The latest ATO figures reveal that investment property owners claim on average $25,717 in deductions covering interest on loans, the write off capital works and other items. In over two-thirds of cases, that’s enough to produce a net loss which taxpayers are then offsetting against their other income. Now the ATO has signalled a big push to check that people aren’t over-claiming tax deductions. At the forefront of the campaign, the ATO has stated that it is writing to taxpayers in 500 postcodes across Australia who own properties in popular holiday areas to remind them to claim only the deductions to which they are entitled.
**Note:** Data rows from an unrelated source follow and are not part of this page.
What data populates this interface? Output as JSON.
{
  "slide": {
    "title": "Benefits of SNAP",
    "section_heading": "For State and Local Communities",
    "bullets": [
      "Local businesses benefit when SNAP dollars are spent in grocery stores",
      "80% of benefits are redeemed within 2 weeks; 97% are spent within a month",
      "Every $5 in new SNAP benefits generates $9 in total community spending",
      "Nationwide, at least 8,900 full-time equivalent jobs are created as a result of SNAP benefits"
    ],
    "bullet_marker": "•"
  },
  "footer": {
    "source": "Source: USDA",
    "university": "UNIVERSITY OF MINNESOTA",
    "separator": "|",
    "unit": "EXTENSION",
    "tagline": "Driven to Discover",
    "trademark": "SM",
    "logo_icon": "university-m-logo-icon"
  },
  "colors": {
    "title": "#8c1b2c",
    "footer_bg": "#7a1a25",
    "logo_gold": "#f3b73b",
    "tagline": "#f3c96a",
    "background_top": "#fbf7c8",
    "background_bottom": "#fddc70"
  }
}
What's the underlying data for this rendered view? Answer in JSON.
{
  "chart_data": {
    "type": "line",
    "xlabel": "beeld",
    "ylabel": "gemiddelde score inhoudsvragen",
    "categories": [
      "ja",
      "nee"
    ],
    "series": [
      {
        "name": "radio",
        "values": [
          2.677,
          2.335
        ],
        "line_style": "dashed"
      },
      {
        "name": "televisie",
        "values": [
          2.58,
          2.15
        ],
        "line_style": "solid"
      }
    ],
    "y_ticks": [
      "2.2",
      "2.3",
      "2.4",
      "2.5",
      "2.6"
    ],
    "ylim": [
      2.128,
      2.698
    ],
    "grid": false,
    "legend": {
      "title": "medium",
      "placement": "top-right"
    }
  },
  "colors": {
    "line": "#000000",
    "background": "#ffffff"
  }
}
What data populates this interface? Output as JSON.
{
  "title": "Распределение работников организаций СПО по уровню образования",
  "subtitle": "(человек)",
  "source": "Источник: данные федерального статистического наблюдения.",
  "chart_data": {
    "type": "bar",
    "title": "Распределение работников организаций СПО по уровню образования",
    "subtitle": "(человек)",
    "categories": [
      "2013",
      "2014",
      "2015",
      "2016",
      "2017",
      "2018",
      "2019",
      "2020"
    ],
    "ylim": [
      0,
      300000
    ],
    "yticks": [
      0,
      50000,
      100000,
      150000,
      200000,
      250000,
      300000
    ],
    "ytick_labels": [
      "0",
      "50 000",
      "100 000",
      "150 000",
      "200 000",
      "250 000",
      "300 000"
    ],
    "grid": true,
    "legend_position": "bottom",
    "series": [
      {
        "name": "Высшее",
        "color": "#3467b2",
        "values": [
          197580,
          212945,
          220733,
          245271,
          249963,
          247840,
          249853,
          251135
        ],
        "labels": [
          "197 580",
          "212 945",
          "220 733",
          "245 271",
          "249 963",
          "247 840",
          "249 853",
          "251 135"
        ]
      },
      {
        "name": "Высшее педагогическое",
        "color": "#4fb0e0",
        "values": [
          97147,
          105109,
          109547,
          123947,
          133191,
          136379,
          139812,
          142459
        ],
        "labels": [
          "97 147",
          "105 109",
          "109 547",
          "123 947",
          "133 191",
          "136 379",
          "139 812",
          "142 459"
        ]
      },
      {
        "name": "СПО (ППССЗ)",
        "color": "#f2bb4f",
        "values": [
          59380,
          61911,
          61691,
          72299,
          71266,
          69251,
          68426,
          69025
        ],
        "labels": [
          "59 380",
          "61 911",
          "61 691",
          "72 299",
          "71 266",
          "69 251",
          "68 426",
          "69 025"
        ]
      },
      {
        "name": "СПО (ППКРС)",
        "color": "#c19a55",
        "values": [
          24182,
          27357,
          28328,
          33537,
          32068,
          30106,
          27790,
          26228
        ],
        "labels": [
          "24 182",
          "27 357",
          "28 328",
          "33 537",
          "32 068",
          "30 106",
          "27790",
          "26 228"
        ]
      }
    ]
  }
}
Rental property owners should only claim for the periods the property is rented out or is genuinely available for rent. Periods of personal use can not be claimed. This is particularly important for holiday homes, where the ATO regularly finds evidence of home-owners claiming deductions for their holiday pad on the grounds that it is being rented out, when in reality the only people using it are the owners, their family and friends, often rent-free.
Also, the costs to repair damage and defects existing at the time of purchase or the costs of renovation cannot be claimed immediately. These costs are deductible instead over a number of years. Expect to see the ATO checking such claims and pushing back against claims which do not stack up.
Finally, the ATO is concerned that husbands and wives are in some cases splitting income and deductions so that the bulk of the tax benefit goes to the higher earning spouse, even though the property is actually owned 50:50.
Importantly, the ATO now has access to numerous sources of third party data, including access to popular rental listing sites for both long term and holiday rentals, so it is relatively easy for them to establish whether a claim that a property was ‘available for rent’ is correct.
In all cases, H&R Block is advising taxpayers to be careful – don’t claim what you’re not entitled to and make sure you have records to support and justify every item. Tread carefully this year – as the ATO is watching you!